The Civil War would begin shortly after the inauguration, and Lincoln presented some of his most poignant anti-war rhetoric in his inaugural address that day, denouncing slavery and succession while calling for unity.

Washington, D.C. photographer Alexander Gardner constructed a wooden platform to create an elevated perspective from which to photograph Lincoln.

“Gardener also had an opportunity before the inauguration to have a photography session with Lincoln himself,” said Goodyear. “It would turn out that he would take more photographs of Lincoln than any other photographer. The image on the $5 bill is a Gardner picture, and the image crafted for the Lincoln Memorial is based on a Gardener image.”

Photography was a complicated process in the early 1860s, and Gardner would have only had time to take a couple of shots during the inauguration.

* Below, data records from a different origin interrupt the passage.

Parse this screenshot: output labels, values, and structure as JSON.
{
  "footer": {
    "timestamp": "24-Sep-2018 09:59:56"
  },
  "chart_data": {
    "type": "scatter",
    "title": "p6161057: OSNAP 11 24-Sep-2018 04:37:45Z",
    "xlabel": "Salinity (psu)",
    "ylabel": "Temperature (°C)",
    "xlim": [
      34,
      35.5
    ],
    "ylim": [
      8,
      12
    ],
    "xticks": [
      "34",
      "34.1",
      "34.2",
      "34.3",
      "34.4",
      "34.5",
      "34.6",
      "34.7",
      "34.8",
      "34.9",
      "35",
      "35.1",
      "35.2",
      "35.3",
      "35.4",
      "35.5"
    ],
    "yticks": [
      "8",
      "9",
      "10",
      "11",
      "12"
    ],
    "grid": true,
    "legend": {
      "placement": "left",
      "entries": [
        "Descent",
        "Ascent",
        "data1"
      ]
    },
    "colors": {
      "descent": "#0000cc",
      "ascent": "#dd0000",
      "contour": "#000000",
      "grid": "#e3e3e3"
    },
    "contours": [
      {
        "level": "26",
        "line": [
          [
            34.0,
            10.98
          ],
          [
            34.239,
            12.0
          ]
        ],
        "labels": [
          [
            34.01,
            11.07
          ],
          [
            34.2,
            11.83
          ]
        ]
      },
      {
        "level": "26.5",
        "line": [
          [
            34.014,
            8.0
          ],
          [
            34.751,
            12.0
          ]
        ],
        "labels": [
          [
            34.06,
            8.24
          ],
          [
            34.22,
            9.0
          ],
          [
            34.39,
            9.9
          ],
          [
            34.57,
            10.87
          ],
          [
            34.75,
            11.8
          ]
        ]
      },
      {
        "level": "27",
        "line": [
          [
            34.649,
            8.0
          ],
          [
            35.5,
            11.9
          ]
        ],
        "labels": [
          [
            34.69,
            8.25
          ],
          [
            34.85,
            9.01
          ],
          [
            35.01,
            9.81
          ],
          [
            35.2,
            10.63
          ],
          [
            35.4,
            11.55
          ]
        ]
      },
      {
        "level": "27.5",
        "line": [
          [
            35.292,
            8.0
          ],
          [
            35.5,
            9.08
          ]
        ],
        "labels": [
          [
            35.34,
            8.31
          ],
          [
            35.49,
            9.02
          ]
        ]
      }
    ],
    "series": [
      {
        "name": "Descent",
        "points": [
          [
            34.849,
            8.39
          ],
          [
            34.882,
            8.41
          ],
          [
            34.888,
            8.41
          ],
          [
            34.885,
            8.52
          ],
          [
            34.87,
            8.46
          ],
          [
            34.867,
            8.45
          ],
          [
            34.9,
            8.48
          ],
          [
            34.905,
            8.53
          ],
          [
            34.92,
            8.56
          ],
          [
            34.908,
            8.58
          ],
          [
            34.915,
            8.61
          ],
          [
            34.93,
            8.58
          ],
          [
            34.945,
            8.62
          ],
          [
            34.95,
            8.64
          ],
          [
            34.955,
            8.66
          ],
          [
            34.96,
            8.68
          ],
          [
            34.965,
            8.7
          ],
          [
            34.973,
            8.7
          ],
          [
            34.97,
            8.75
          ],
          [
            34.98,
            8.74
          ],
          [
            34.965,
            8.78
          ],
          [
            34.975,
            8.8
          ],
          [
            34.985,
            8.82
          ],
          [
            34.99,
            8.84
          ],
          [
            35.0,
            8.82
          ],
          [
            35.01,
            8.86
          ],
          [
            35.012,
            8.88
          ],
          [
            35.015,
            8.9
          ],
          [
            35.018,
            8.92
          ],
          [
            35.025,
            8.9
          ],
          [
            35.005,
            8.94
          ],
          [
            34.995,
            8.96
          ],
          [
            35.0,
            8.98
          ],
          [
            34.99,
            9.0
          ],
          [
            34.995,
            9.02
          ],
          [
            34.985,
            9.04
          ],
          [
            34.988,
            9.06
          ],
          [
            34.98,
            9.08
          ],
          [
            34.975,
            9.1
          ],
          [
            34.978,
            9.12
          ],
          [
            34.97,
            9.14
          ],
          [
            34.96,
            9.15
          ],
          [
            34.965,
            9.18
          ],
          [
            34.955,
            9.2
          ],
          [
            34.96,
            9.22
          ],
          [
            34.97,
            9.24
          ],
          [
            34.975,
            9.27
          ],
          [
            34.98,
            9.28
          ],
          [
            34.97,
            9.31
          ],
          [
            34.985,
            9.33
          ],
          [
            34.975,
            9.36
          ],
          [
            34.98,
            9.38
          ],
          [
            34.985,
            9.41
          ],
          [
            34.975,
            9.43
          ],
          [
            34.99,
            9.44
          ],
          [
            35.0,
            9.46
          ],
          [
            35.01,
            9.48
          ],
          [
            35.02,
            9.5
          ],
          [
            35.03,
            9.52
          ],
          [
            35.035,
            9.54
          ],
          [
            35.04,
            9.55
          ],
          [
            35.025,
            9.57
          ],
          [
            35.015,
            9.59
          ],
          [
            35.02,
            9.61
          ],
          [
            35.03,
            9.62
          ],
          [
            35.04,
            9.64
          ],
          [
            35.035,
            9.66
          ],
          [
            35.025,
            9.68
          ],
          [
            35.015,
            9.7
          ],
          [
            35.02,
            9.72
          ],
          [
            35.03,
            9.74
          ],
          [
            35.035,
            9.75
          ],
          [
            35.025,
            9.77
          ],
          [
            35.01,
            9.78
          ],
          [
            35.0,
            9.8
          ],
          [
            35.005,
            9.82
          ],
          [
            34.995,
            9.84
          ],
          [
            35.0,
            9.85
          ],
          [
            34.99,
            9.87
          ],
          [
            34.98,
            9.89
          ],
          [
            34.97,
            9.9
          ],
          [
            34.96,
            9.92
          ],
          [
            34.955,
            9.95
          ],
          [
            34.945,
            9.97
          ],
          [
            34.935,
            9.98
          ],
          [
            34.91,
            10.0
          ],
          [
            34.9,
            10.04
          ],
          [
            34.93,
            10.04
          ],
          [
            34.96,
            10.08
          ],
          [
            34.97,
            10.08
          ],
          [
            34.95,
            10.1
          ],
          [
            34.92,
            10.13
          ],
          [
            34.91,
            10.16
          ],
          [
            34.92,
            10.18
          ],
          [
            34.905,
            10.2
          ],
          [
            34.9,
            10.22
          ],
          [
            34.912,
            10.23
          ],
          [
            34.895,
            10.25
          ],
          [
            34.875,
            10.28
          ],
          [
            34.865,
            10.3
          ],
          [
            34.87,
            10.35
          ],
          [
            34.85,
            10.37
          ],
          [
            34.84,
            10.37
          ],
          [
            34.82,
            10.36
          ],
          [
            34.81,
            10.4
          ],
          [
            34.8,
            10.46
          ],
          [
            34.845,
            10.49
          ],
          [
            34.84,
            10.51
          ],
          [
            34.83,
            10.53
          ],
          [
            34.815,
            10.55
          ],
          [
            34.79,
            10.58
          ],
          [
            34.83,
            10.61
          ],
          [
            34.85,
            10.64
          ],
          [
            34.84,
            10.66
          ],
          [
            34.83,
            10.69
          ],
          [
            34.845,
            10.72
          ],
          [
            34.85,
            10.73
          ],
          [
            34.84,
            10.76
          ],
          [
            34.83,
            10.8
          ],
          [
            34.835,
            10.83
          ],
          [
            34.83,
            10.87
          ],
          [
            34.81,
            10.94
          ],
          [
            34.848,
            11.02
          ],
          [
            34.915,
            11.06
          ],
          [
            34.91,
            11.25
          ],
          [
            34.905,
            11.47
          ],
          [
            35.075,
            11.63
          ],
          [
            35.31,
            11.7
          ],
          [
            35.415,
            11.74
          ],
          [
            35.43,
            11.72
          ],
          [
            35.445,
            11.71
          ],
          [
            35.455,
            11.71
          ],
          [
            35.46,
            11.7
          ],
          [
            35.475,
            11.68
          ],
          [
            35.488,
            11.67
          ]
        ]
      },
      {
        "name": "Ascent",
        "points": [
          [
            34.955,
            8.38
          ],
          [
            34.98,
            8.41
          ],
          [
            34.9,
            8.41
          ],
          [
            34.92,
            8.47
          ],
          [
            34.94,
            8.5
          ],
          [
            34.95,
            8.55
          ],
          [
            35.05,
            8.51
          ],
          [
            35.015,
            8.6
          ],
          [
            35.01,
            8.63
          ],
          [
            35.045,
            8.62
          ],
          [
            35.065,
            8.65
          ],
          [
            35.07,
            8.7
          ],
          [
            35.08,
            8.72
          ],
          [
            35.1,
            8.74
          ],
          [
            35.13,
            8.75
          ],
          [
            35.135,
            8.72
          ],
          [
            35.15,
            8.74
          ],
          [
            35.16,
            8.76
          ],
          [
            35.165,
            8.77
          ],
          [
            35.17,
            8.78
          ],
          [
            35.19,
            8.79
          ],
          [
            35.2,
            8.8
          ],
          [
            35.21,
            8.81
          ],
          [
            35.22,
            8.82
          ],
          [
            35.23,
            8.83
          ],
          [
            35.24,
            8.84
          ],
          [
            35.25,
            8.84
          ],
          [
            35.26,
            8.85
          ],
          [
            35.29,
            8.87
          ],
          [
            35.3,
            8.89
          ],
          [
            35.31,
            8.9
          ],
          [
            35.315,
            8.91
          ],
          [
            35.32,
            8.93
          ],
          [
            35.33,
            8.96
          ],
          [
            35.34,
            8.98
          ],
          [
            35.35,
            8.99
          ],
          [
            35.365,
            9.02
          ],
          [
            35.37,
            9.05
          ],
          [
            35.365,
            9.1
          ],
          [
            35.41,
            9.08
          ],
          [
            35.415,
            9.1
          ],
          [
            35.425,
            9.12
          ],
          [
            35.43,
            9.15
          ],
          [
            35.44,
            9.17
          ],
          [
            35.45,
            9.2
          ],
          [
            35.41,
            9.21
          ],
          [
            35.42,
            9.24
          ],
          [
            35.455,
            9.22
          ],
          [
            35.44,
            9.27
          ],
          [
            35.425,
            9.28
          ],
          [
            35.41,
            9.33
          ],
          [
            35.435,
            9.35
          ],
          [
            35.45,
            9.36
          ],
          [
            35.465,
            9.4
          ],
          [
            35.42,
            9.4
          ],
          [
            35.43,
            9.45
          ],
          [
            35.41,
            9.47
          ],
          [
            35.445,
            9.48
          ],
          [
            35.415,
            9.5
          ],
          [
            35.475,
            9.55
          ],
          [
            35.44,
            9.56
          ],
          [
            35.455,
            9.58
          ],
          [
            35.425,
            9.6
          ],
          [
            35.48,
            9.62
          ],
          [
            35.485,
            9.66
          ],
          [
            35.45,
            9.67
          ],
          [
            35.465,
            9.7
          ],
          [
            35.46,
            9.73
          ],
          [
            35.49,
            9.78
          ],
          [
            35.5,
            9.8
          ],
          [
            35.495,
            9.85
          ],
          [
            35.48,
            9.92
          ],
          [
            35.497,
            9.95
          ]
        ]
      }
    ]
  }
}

“When you look at a photo like this and think about photojournalism today, you can take lots of pictures with these digital cameras — spontaneous pictures that capture flickers of different moments. But back in the early 1860s, with only a few shots, a lot went into creating a picture like this.”

Bowdoin history professor Patrick Rael said the photograph captures a moment where America defined “not only the rules of the game, but the principals they uphold.”

Anne Goodyear, Frank Goodyear’s wife and co-director of the museum, believes history is still being built on moments like Lincoln’s inauguration.

“I hope that this is a lesson that our democracy continues to embrace, and we continue to put ourselves out there, make ourselves accessible and able to be scrutinized when that is appropriate,” said Goodyear. “That was a charged moment, and we are at a similarly charged moment today. That’s what democracy is all about, confronting those sorts of challenges and moving forward.”

The photograph can be viewed during normal museum hours, Tuesday-Saturday, from 10 a.m. to 5 p.m.; Thursday from 10 a.m. to 8 p.m., and Sunday from 1-5 p.m.

THE LINCOLN PHOTOGRAPH can be viewed during normal museum hours, Tuesday-Saturday, from 10 a.m. to 5 p.m.; Thursday from 10 a.m. to 8 p.m., and Sunday from 1-5 p.m.